Turning it on was quick:
# 1. the language server itself (needs Node 20+)
npm install -g typescript-language-server typescript
# 2. the plugin, from inside Claude
/plugin install typescript-lsp@claude-plugins-official
Reload and that's it — it's on for every project, you don't set it up again.
Then I re-ran the exact same test. No graphify this time. Same original prompts, word for word, in a fresh session with no context — just Claude searching the repo like the baseline, but now with the TS LSP plugin on.

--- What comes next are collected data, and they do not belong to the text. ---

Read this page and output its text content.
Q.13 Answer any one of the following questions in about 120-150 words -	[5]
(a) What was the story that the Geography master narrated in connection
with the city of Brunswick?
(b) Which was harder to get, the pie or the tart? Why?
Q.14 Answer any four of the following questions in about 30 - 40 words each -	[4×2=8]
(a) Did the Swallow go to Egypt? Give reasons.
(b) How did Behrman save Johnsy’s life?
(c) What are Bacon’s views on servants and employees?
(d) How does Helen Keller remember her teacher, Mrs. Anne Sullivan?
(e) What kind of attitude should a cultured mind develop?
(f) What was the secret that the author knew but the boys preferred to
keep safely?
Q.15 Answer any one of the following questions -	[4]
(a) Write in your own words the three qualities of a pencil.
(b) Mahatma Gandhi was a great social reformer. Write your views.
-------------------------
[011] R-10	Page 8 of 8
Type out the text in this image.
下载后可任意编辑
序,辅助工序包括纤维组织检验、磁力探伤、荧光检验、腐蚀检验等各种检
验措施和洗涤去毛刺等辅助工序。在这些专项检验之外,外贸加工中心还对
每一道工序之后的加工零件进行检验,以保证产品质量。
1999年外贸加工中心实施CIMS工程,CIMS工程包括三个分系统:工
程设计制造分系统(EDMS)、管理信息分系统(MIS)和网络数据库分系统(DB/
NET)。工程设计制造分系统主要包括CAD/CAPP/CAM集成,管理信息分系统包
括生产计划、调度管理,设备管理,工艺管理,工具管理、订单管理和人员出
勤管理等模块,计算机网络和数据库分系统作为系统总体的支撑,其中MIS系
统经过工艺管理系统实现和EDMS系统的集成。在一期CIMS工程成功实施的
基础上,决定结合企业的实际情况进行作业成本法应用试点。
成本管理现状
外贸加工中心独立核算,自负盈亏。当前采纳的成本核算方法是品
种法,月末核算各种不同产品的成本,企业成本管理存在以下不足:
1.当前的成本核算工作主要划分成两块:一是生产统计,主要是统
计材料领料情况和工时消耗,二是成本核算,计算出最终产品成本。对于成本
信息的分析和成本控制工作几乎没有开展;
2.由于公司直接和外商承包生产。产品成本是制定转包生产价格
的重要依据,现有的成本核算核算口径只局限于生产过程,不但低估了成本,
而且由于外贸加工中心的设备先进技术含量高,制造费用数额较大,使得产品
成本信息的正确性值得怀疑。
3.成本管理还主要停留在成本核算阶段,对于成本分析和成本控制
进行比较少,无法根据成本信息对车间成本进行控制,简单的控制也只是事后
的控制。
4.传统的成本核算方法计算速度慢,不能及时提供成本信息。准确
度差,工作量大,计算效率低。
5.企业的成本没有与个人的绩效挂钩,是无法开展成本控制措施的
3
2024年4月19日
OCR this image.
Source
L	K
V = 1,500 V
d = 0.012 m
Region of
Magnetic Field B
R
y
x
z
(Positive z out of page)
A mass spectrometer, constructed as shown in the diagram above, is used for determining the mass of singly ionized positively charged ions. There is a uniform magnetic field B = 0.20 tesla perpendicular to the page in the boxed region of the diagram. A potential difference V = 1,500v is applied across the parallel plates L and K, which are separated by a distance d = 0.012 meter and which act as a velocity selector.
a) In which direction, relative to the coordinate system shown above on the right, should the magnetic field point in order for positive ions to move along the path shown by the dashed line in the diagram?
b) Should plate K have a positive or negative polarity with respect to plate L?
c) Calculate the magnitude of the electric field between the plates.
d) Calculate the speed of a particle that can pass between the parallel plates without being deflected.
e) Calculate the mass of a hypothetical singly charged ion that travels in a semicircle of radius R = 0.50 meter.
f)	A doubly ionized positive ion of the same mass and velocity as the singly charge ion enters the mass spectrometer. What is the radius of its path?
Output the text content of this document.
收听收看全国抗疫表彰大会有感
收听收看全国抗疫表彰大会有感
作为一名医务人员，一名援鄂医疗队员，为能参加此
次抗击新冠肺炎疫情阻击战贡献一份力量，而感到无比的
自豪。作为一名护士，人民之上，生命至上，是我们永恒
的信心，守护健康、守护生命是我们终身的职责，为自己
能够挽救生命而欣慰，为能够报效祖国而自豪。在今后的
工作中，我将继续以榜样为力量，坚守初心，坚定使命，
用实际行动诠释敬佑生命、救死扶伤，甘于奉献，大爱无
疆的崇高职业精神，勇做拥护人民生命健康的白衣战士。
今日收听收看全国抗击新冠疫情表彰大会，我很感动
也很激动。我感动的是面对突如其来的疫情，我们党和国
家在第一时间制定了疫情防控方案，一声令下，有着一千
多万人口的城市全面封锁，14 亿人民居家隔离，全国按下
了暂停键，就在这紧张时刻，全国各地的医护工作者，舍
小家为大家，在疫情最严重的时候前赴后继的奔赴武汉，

The results were pretty shocking lol.
Baseline + TS LSP (no graphify):
| Task | Time | Tokens (est.) |
|---|---|---|
| 1 | ~27s | ~3–4k |
| 2 | ~26s | ~3k |
| 3 | ~32s | ~3k |
| 4 | ~68s | ~7–8k |
| Total | ~2m 34s | ~16–18k |
Same four files, all found. Search time went from 4m 14s down to ~2m 34s — roughly 40% off, call it almost half, just from flipping on a plugin I didn't know I was missing. Tokens looked way down too (the original baseline was ~119k, this run I ballparked ~16–18k) — but big grain of salt there: I couldn't read the token meter cleanly this time, so I trust the time delta a lot more than the token one.
Now — it's not close to graphify. Graphify was ~1.7s and basically zero tokens; this is still minutes and thousands of tokens. Those graphify numbers are stupid low and this doesn't touch them. But that's kind of the point: this was a ~40% cut for free, with no graph to build.
I haven't tried the obvious next thing yet — graphify and the TS LSP together. I will, and I'll update this again when I do.
Two things I'm walking away with:
- There's a way to shave tokens without building a graph. Building the graph isn't free, and what it costs scales with your project — mine came out around ~116k because the repo is big, a smaller codebase would be way cheaper (and the structure-only graph is free). But the LSP plugin is free and universal no matter the size, so it's kind of a no-brainer floor to have on either way.
- There's a whole pile of "basic" stuff like LSPs I clearly don't know much about. A friend's one-line question taught me more than I expected. New topic to go check out.